Tesco boss Dave Lewis today vowed to return the retailer to delivering profit margins of 3.5% to 4% within the next three years, after announcing Tesco was now a business “out of crisis”.
In a message aimed at long-suffering Tesco shareholders, Lewis revealed UK like-for-like sales growth of 0.6% and group like-for-like sales growth of 1.0% in the first half of 2016/17 - the first positive first half for Tesco since 2011.
UK volumes were up 2.1% during the period and Lewis said the results showed the turnaround since he arrived, just over two years ago, was on track.
“We are a business which has moved out of crisis into one which is really confident in its recovery,” said the Tesco CEO.
However, Lewis warned of a major three-year cost reduction programme of £1.5bn to follow, which will include further changes to store operations following the recent cuts to opening hours and staffing at Tesco’s larger stores.
Last month, Tesco began redundancy talks with thousands of workers at nearly 150 stores as it launched a nationwide rollout of night shift closures and other measures such as customer desk closures.
As well as changes to store opening hours, Tesco plans to increase its investment in Scan as You Shop facilities in store as part of its cost reduction programme, reducing the expenditure on checkout staff.

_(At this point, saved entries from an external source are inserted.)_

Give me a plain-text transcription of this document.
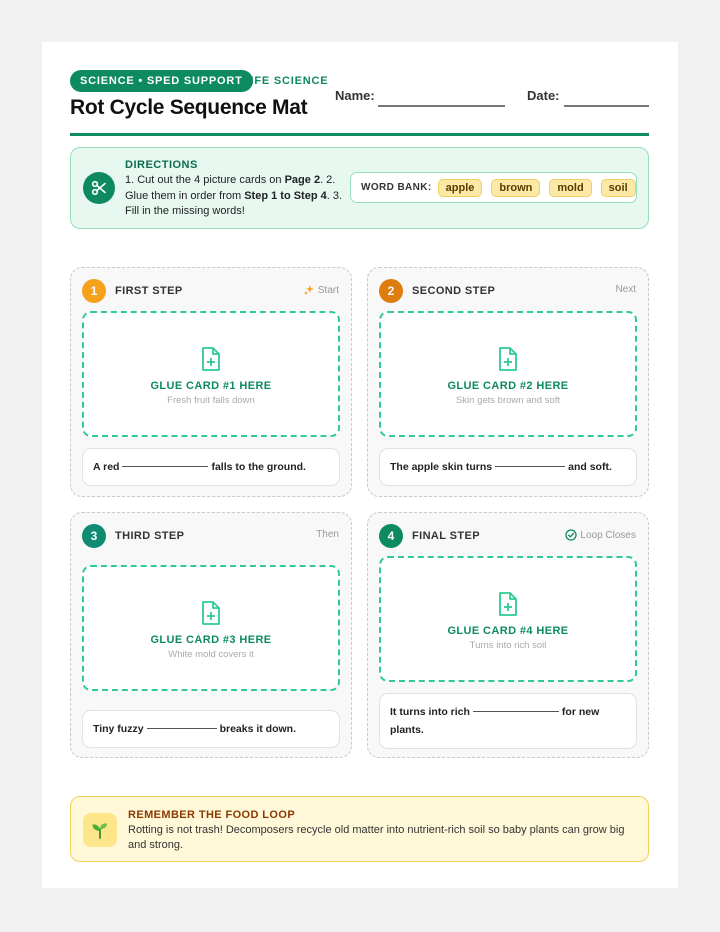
SCIENCE • SPED SUPPORT LIFE SCIENCE
Rot Cycle Sequence Mat
Name:	Date:
DIRECTIONS
1. Cut out the 4 picture cards on Page 2. 2. Glue them in order from Step 1 to Step 4. 3. Fill in the missing words!
WORD BANK:	apple	brown	mold	soil
1	FIRST STEP	Start
GLUE CARD #1 HERE
Fresh fruit falls down
A red	falls to the ground.
2	SECOND STEP	Next
GLUE CARD #2 HERE
Skin gets brown and soft
The apple skin turns	and soft.
3	THIRD STEP	Then
GLUE CARD #3 HERE
White mold covers it
Tiny fuzzy	breaks it down.
4	FINAL STEP	Loop Closes
GLUE CARD #4 HERE
Turns into rich soil
It turns into rich	for new plants.
REMEMBER THE FOOD LOOP
Rotting is not trash! Decomposers recycle old matter into nutrient-rich soil so baby plants can grow big and strong.
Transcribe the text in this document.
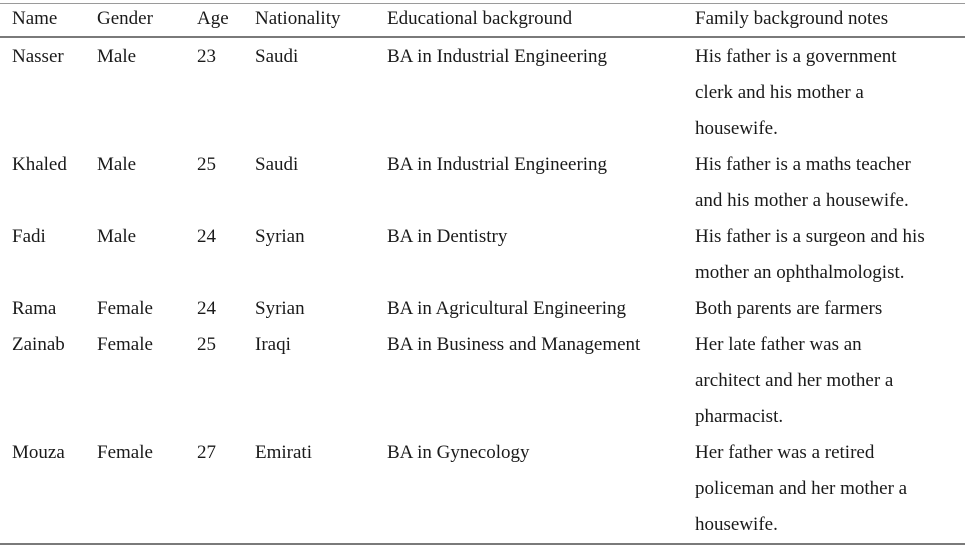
Name	Gender	Age	Nationality	Educational background	Family background notes
Nasser	Male	23	Saudi	BA in Industrial Engineering	His father is a government
clerk and his mother a
housewife.
Khaled	Male	25	Saudi	BA in Industrial Engineering	His father is a maths teacher
and his mother a housewife.
Fadi	Male	24	Syrian	BA in Dentistry	His father is a surgeon and his
mother an ophthalmologist.
Rama	Female	24	Syrian	BA in Agricultural Engineering	Both parents are farmers
Zainab	Female	25	Iraqi	BA in Business and Management	Her late father was an
architect and her mother a
pharmacist.
Mouza	Female	27	Emirati	BA in Gynecology	Her father was a retired
policeman and her mother a
housewife.
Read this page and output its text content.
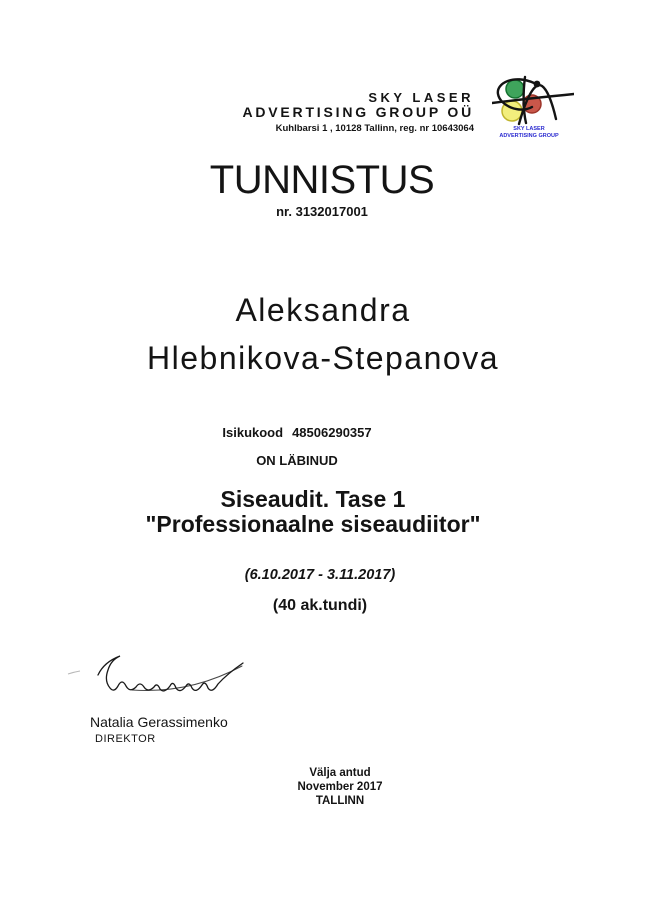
SKY LASER
ADVERTISING GROUP OÜ
Kuhlbarsi 1 , 10128 Tallinn, reg. nr 10643064	SKY LASER
ADVERTISING GROUP
TUNNISTUS
nr. 3132017001
Aleksandra
Hlebnikova-Stepanova
Isikukood 48506290357
ON LÄBINUD
Siseaudit. Tase 1
"Professionaalne siseaudiitor"
(6.10.2017 - 3.11.2017)
(40 ak.tundi)
Natalia Gerassimenko
DIREKTOR
Välja antud
November 2017
TALLINN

However, Lewis stressed today that the £1.5bn savings, of which £550m will come from changing the store operating model, were not going to be focused on cutting staff. “It’s not just about [staff] reductions,” said Lewis.
“Since I started, we’ve brought in 12,000 more colleagues,” he said, adding that Tesco had identified ways to save money in its distribution centres, logistics operations and in cheaper procurement of goods. Tesco plans to slash £450m through logistics and supply chain measures such as integrating systems and a further £500m in procurement by measures including the introduction of a single procurement policy.
In other areas, Tesco announced a hike to its spending. Lewis revealed that Tesco was set to increase its capital expenditure from £1.25bn per year this year to £1.4bn in the next three years in order to hit its new profit margin targets, promising further investments to differentiate the Tesco brand.
The Tesco boss also announced today that its large store Extra format had returned to positive like-for-like sales growth, albeit at only 0.1% in the second quarter of 2016/17.
Lewis said customers were “returning to the Extras” thanks to Tesco’s investment in its core proposition.
Tesco superstores also returned to growth with 1% like-for-like increases in the quarter, having been flat since the end of 2015.
However, Tesco said that growth in its online business had “moderated as planned”, after recent moves to make it more sustainable, including increased charges for click & collect grocery services.